The CRE-Luc transgenic models contain a luciferase reporter under the control of a synthetic promoter CRE, which supports real-time bioimaging of GPCR ligand activity.
GPCR signaling through the cAMP pathway can be detected from the target GPCR that is in a native cellular environment with a full complement of associated receptors and membrane constituents.
Forskolin stimulation will increase cellular cAMP levels and increase the luciferase signal derived from the CRE-Luc transgene
Specific GPCR agonist will:
Increase the luciferase signal for Gs or Gq coupled receptors
Decrease the luciferase signal for Gi coupled receptors
Specific GPCR antagonist or inverse agonist will:
Decrease the luciferase signal for Gs or Gq coupled receptors
Increase the luciferase signal for Gi coupled receptors
The Cre-Luc platform accelerates the transition from HTS to in vivo profiling of GPCR small molecule leads as well as defines the mode of action of GPCR drugs.
The Cre-Luc platform supports in vitro, in vivo, and ex vivo assays helping with the in vitro to in vivo transition of assays.
The CRE-Luc lines can serve as a source of primary cells with the GPCR reporter in its native environment. Therefore in vitro studies can be first performed followed by in vivo studies.
In vitro Studies (Primary Cells and ex vivo assays)

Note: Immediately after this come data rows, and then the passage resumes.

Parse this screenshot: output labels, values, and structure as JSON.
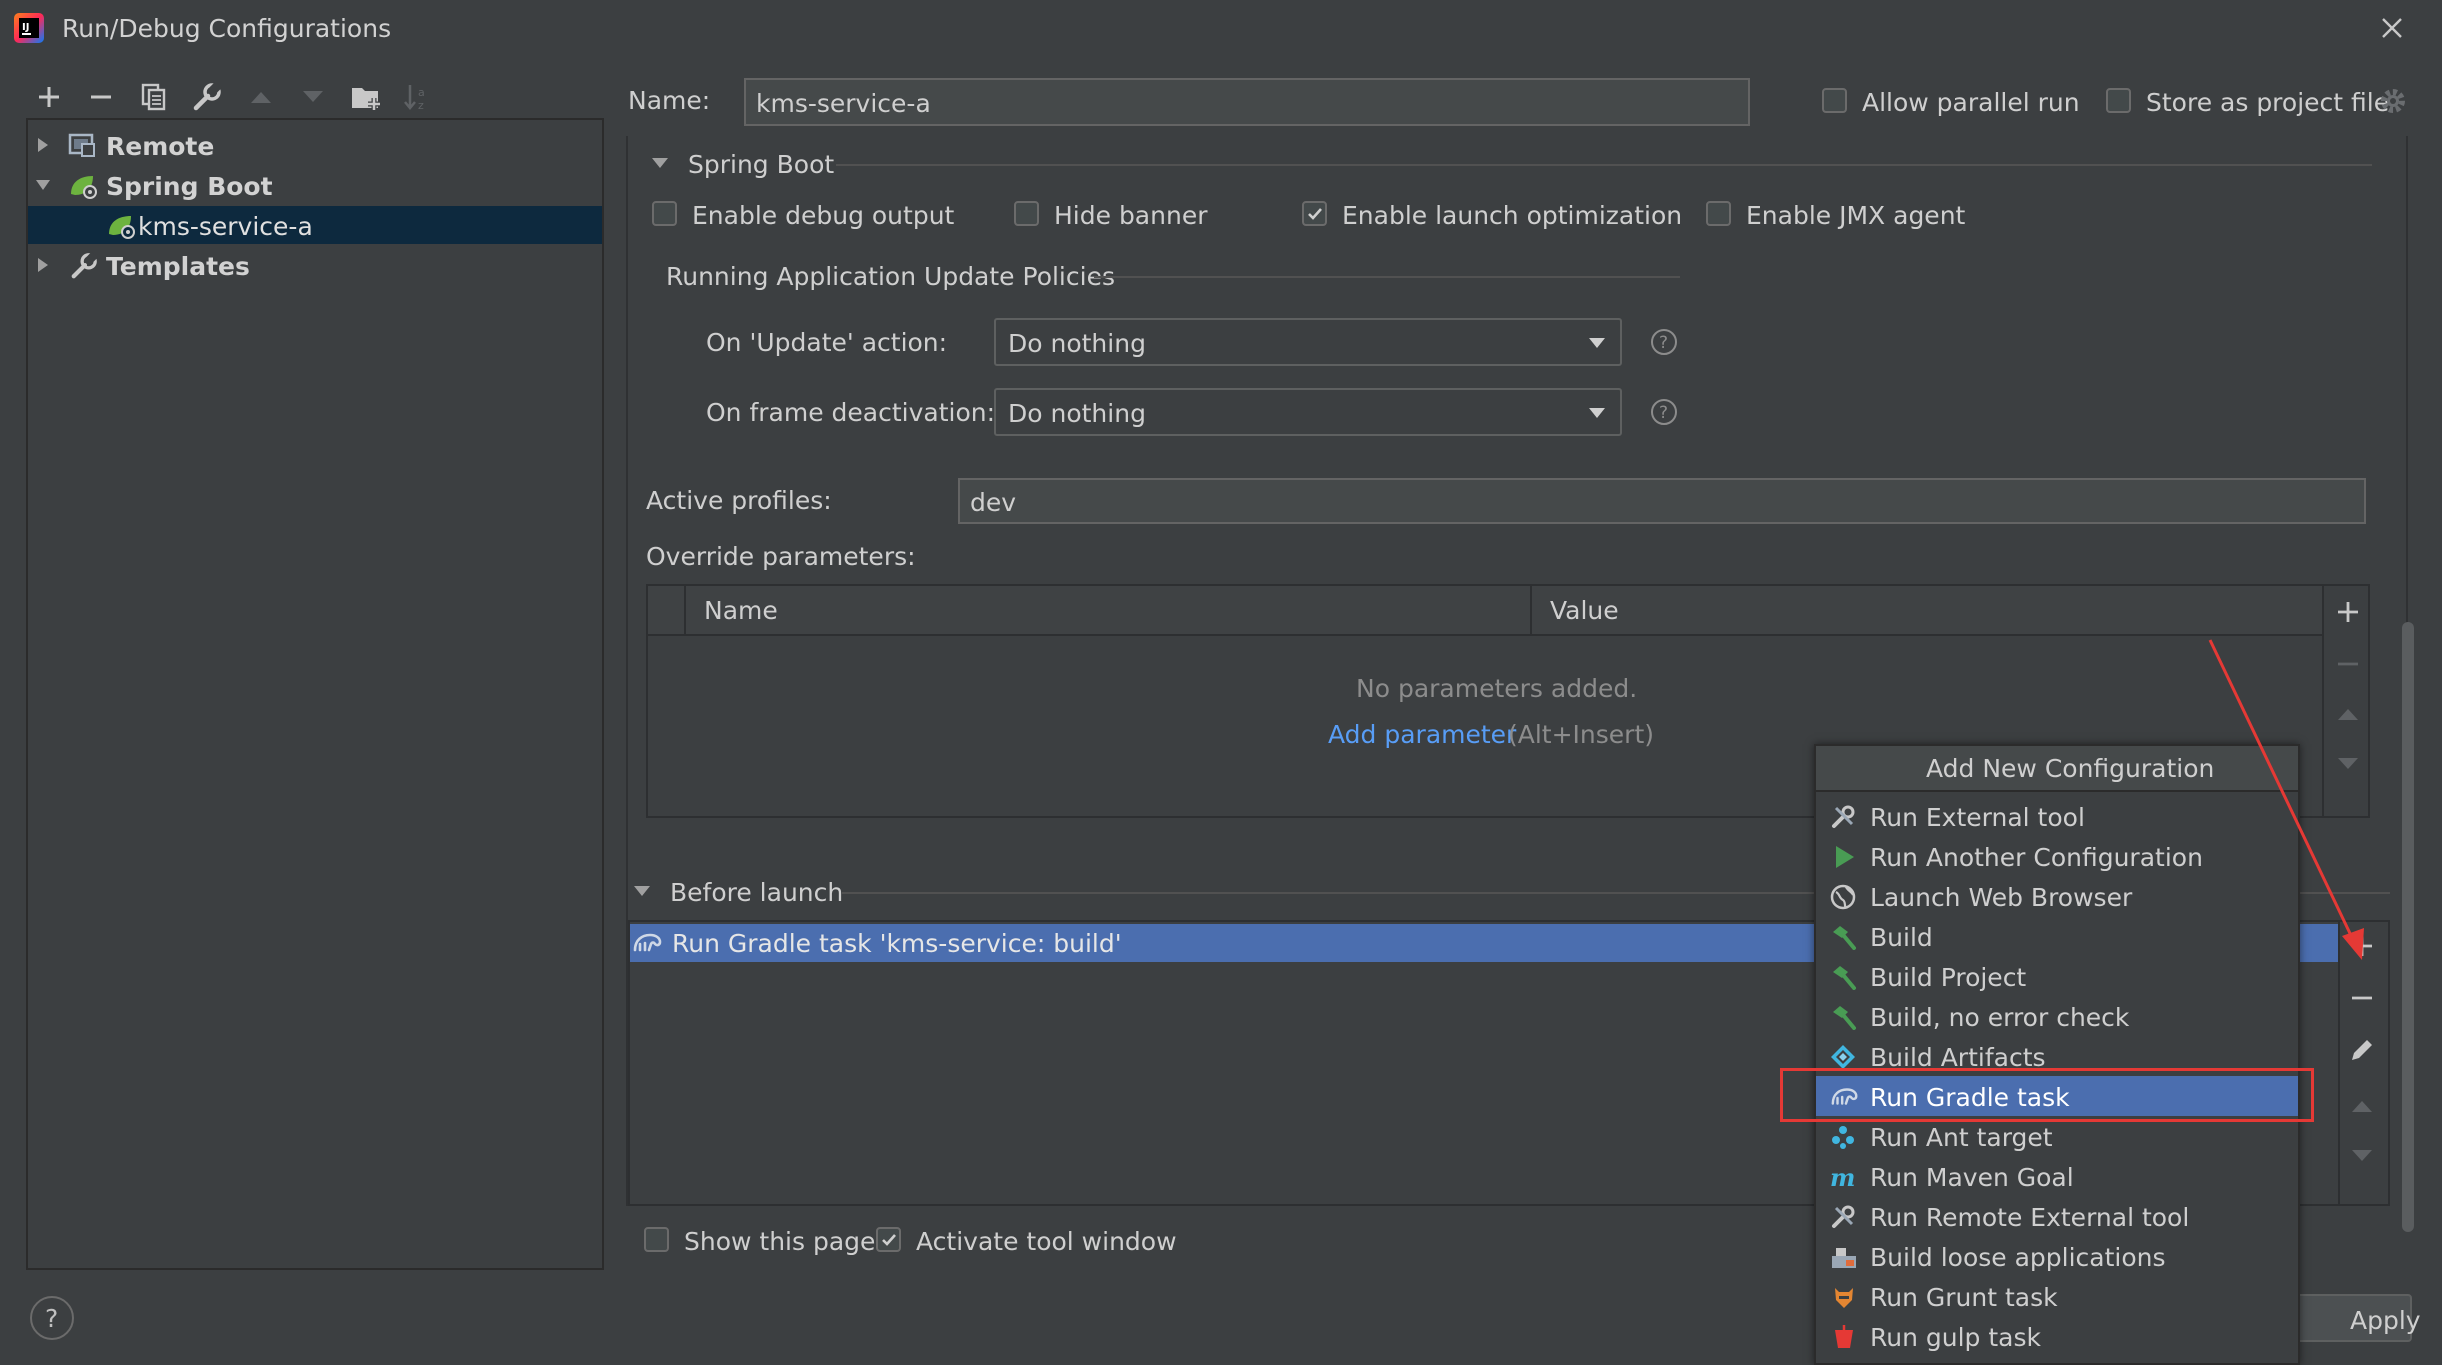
{
  "window": {
    "title": "Run/Debug Configurations"
  },
  "tree": {
    "items": [
      {
        "label": "Remote"
      },
      {
        "label": "Spring Boot"
      },
      {
        "label": "kms-service-a"
      },
      {
        "label": "Templates"
      }
    ]
  },
  "header": {
    "name_label": "Name:",
    "name_value": "kms-service-a",
    "allow_parallel": "Allow parallel run",
    "store_project": "Store as project file"
  },
  "spring_boot": {
    "section_title": "Spring Boot",
    "enable_debug": "Enable debug output",
    "hide_banner": "Hide banner",
    "enable_launch_opt": "Enable launch optimization",
    "enable_jmx": "Enable JMX agent",
    "policies_title": "Running Application Update Policies",
    "on_update_label": "On 'Update' action:",
    "on_update_value": "Do nothing",
    "on_frame_label": "On frame deactivation:",
    "on_frame_value": "Do nothing",
    "active_profiles_label": "Active profiles:",
    "active_profiles_value": "dev",
    "override_label": "Override parameters:",
    "col_name": "Name",
    "col_value": "Value",
    "empty_text": "No parameters added.",
    "add_param_link": "Add parameter",
    "add_param_shortcut": "(Alt+Insert)"
  },
  "before_launch": {
    "title": "Before launch",
    "task": "Run Gradle task 'kms-service: build'",
    "show_page": "Show this page",
    "activate_tool": "Activate tool window"
  },
  "popup": {
    "title": "Add New Configuration",
    "items": [
      {
        "label": "Run External tool",
        "icon": "external-tool-icon"
      },
      {
        "label": "Run Another Configuration",
        "icon": "run-icon"
      },
      {
        "label": "Launch Web Browser",
        "icon": "globe-icon"
      },
      {
        "label": "Build",
        "icon": "hammer-icon"
      },
      {
        "label": "Build Project",
        "icon": "hammer-icon"
      },
      {
        "label": "Build, no error check",
        "icon": "hammer-icon"
      },
      {
        "label": "Build Artifacts",
        "icon": "artifacts-icon"
      },
      {
        "label": "Run Gradle task",
        "icon": "gradle-icon"
      },
      {
        "label": "Run Ant target",
        "icon": "ant-icon"
      },
      {
        "label": "Run Maven Goal",
        "icon": "maven-icon"
      },
      {
        "label": "Run Remote External tool",
        "icon": "external-tool-icon"
      },
      {
        "label": "Build loose applications",
        "icon": "package-icon"
      },
      {
        "label": "Run Grunt task",
        "icon": "grunt-icon"
      },
      {
        "label": "Run gulp task",
        "icon": "gulp-icon"
      }
    ]
  },
  "footer": {
    "apply": "Apply"
  },
  "colors": {
    "background": "#3c3f41",
    "selection": "#4b6eaf",
    "tree_selection": "#0d293e",
    "link": "#589df6",
    "annotation": "#e53935"
  }
}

Initial analysis of ligand activation can first be confirmed in CRE-Luc primary cell cultures. For example, CRE-Luc cell cultures support GPCR receptor specificity assays, e.g., through the use of RNAi or ligand competition assays; these are an important validation step since potentially any receptor (or combination of receptors) can be activated by a single ligand.
After profiling ligand activation in primary cells, more complex tissue profiles can assayed either ex vivo or through isolated tissue homogenates that assay luciferase enzyme levels. Tissue homogenate analysis is time consuming, but when used with compound dosing in whole animals, can generate a detailed, tissue specific, and quantitative ligand activation profile.
Images of compound induced changes in luciferase level by a β-adrenergic receptor agonist.
In vivo Studies (Whole Animal)
After activation profiles are established from primary cells and tissues, then ligand profiles can be assayed in whole animals by bioimaging and incorporating dose response and time course assays. Data analysis can occur in the same day as the imaging session which allows unknown endpoints or results in the assay to be defined as the study progresses. This feature impacts flexibility in the animal study and can save significant time in avoiding repetitive studies to capture overlooked data. The whole animal bioimaging assay format can quantitatively define the site and magnitude of ligand activation plus support a quantitative comparison of similar compounds for selection of optimal lead structures and SAR. Treatment of mice (Model #11520) with Isoproterenol (β-adrenergic receptor agonist) shows CNS response.
Multiple transgenic mouse lines were generated through pronuclear microinjection of the CRE-Luc transgene.
The expression pattern in the founders varied between lineages due to the random integration of the transgene.
The final CRE-Luc lines were selected to contain peak luciferase expression in a pharmaceutically relevant target tissue (i.e. brain, pancreas, lung, spleen, liver).
These lines have been tested in assays for reference and exploratory profiling with GPCR ligands.
Dressler H, Economides K, Favara S, Wu NN, Pang Z, and Polites HG. (2014) The CRE luc Bioluminescence Transgenic Mouse Model for Detecting Ligand Activation of GPCRs. Journal of Biomolecular Screening, 2014, 19: 232.